Los muchachos del norte somos, en general, muy ingeniosos. Debe de ser a causa de las largas tardes de lluvia. El aburrimiento agudiza nuestra razón, capaz de crear juegos lingüísticos acertadísimos e hirientes dardos dialécticos. Ayer sufrí o disfruté, según se mire, uno de estos juegos de palabras. A fin de desahogarme y entretener vuestras plácidas vidas, interrumpidas ahora por el descanso estival, os cuento un poco cómo fue la cosa.

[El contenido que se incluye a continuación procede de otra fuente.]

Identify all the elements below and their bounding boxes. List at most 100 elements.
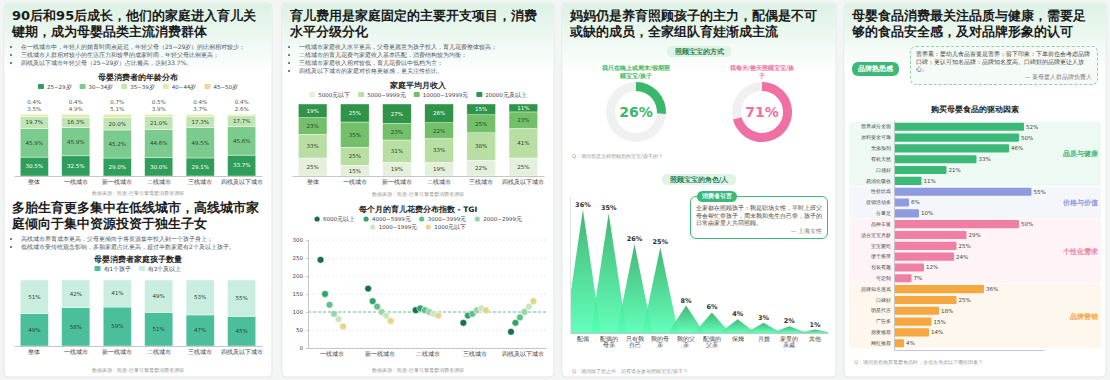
legend: 有1个孩子有2个及以上 bbox=[95, 265, 182, 272]
data-label: 45.9% bbox=[26, 140, 43, 146]
axis: 整体一线城市新一线城市二线城市三线城市四线及以下城市 bbox=[15, 177, 263, 185]
tick: 包装有趣 bbox=[871, 264, 891, 270]
spike bbox=[771, 326, 807, 333]
pill-bg bbox=[667, 46, 732, 57]
data-labels: 49%58%59%51%47%45%51%42%41%49%53%55% bbox=[28, 290, 248, 334]
bar-segment bbox=[145, 157, 173, 176]
bar-segment bbox=[509, 158, 538, 176]
group-bg bbox=[849, 284, 1101, 348]
bar bbox=[894, 307, 939, 315]
legend-label: 10000~19999元 bbox=[423, 92, 469, 98]
tick: 广告多 bbox=[876, 318, 891, 324]
tick-label: 四线及以下城市 bbox=[221, 348, 263, 355]
legend: 25~29岁30~34岁35~39岁40~44岁45~50岁 bbox=[38, 84, 238, 90]
point bbox=[335, 316, 342, 323]
bar-segment bbox=[103, 280, 131, 307]
legend-item: 有2个及以上 bbox=[139, 266, 182, 272]
data-label: 0.5% bbox=[152, 99, 166, 105]
data-label: 21% bbox=[949, 167, 961, 173]
bar-segment bbox=[298, 104, 327, 118]
marks bbox=[317, 256, 537, 335]
tick: 配偶的父亲 bbox=[703, 336, 721, 348]
marks bbox=[894, 123, 1032, 348]
chart: 购买母婴食品的驱动因素品质与健康价格与价值个性化需求品牌营销52%50%46%3… bbox=[849, 105, 1101, 365]
bar-segment bbox=[383, 123, 412, 140]
data-label: 26% bbox=[619, 104, 653, 120]
tick: 二线城市 bbox=[416, 350, 440, 357]
data-label: 0.4% bbox=[69, 99, 83, 105]
tick-label: 宝宝爱吃 bbox=[871, 243, 891, 249]
tick-label: 四线及以下城市 bbox=[502, 350, 544, 357]
data-label: 23% bbox=[517, 117, 529, 123]
tick-label: 易消化吸收 bbox=[866, 178, 891, 184]
tick-label: 三线城市 bbox=[469, 178, 493, 185]
tick: 三线城市 bbox=[463, 350, 487, 357]
tick: 品种丰富 bbox=[871, 221, 891, 227]
tick-label: 二线城市 bbox=[147, 178, 171, 185]
bar bbox=[894, 220, 1019, 228]
legend-swatch bbox=[363, 216, 368, 221]
point bbox=[512, 319, 519, 326]
panel-bg bbox=[282, 3, 554, 377]
bar bbox=[894, 123, 1024, 131]
tick: 性价比高 bbox=[870, 188, 891, 194]
data-label: 2% bbox=[784, 317, 796, 325]
data-label: 0.4% bbox=[235, 99, 249, 105]
bar bbox=[894, 296, 957, 304]
data-label: 19% bbox=[433, 166, 445, 172]
data-label: 31% bbox=[391, 148, 403, 154]
chart: 照顾宝宝的方式26%我只在晚上或周末/假期照顾宝宝/孩子71%我每天/整天照顾宝… bbox=[572, 46, 795, 159]
bar bbox=[894, 144, 1009, 152]
tick-label: 整体 bbox=[307, 179, 319, 185]
tick-label: 配偶的母亲 bbox=[600, 336, 618, 348]
axis: 营养成分全面原料安全可靠无添加剂有机天然口感好易消化吸收性价比高促销活动多分量足… bbox=[861, 121, 895, 351]
tick-label: 50 bbox=[296, 327, 303, 333]
data-label: 26% bbox=[627, 235, 643, 243]
bar-segment bbox=[425, 139, 454, 163]
tick-label: 200 bbox=[293, 273, 304, 279]
grid-line bbox=[308, 240, 546, 241]
data-label: 49.5% bbox=[191, 140, 208, 146]
data-label: 46% bbox=[1011, 145, 1023, 151]
tick-label: 保姆 bbox=[732, 336, 744, 342]
bar-segment bbox=[20, 114, 48, 115]
bar-segment bbox=[62, 280, 90, 308]
tick: 100 bbox=[293, 309, 309, 315]
category-label: 我每天/整天照顾宝宝/孩子 bbox=[729, 64, 795, 79]
legend-label: 30~34岁 bbox=[89, 84, 114, 90]
data-label: 8% bbox=[681, 297, 693, 305]
quote-label: 消费者引言 bbox=[697, 191, 737, 202]
bar bbox=[894, 285, 984, 293]
point bbox=[517, 314, 524, 321]
page: 母婴消费者的年龄分布25~29岁30~34岁35~39岁40~44岁45~50岁… bbox=[0, 0, 1110, 380]
tick: 新一线城市 bbox=[382, 178, 412, 185]
data-label: 3.9% bbox=[152, 106, 166, 112]
bar bbox=[894, 177, 922, 185]
bar-segment bbox=[145, 130, 173, 158]
point bbox=[526, 303, 533, 310]
tick: 配偶 bbox=[577, 336, 589, 342]
group-label: 品牌营销 bbox=[1070, 313, 1098, 321]
tick: 50 bbox=[296, 327, 308, 333]
tick-label: 新一线城市 bbox=[102, 178, 132, 185]
data-label: 17.7% bbox=[233, 118, 250, 124]
data-label: 30.0% bbox=[150, 164, 167, 170]
data-label: 53% bbox=[194, 294, 206, 300]
bar-segment bbox=[62, 114, 90, 117]
data-label: 21.0% bbox=[150, 120, 167, 126]
tick: 三线城市 bbox=[188, 178, 212, 185]
data-label: 58% bbox=[70, 324, 82, 330]
point bbox=[482, 307, 489, 314]
bar-segment bbox=[62, 114, 90, 115]
tick-label: 网红推荐 bbox=[871, 340, 891, 346]
tick: 四线及以下城市 bbox=[221, 348, 263, 355]
group-bg bbox=[849, 219, 1101, 283]
bar-segment bbox=[20, 157, 48, 176]
bar-segment bbox=[467, 115, 496, 133]
data-label: 29.1% bbox=[191, 164, 208, 170]
data-label: 19.7% bbox=[26, 119, 43, 125]
legend-item: 2000~2999元 bbox=[475, 216, 522, 222]
tick-label: 只有我自己 bbox=[626, 336, 644, 348]
bar-segment bbox=[467, 160, 496, 176]
bar-segment bbox=[186, 117, 214, 128]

Paseando iba yo, tranquilo, alegre, airoso, por un pequeño pueblo gallego. Me paró un muchacho moreno y de ojos verdes. Entre otras cosas, vino a decirme que yo era Arthur Rimbaud redivivo. La boca se me quedó abierta de par en par. "Hacía tiempo que no me dedicaban un requiebro tan galante", pensé. Con la mejor de mis sonrisas, seguí hablando y complaciéndome en el dulce asedio al que me humilde persona era sometida. Como sabéis, la vanidad es algo terrible y, a un tiempo, admirable.
Sin embargo, ya sólo, me di cuenta de que el muchacho me había llamado zorra moderna a la cara. ¿Es que tengo yo cara de enfant terrible? ¿Me está llamando gerontofílico? ¿Acaso me ha visto por la calle de Claudio Coello borracho de hachís y absenta? Más que dedicarse al inocente oficio del galanteo, el chicarrón del norte, me hizo el más ambivalente de los comentarios. Me llamó genio e infame a la vez. Demasiado para el frágil carácter y sano intelecto de quien os escribe. Sinceramente, hubiese preferido que me comparase con un modelo de Poussin o, para no salir del juego literario, con Lord Byron. Sin embargo, es el problema de las comparaciones, siempre son desafortunadas.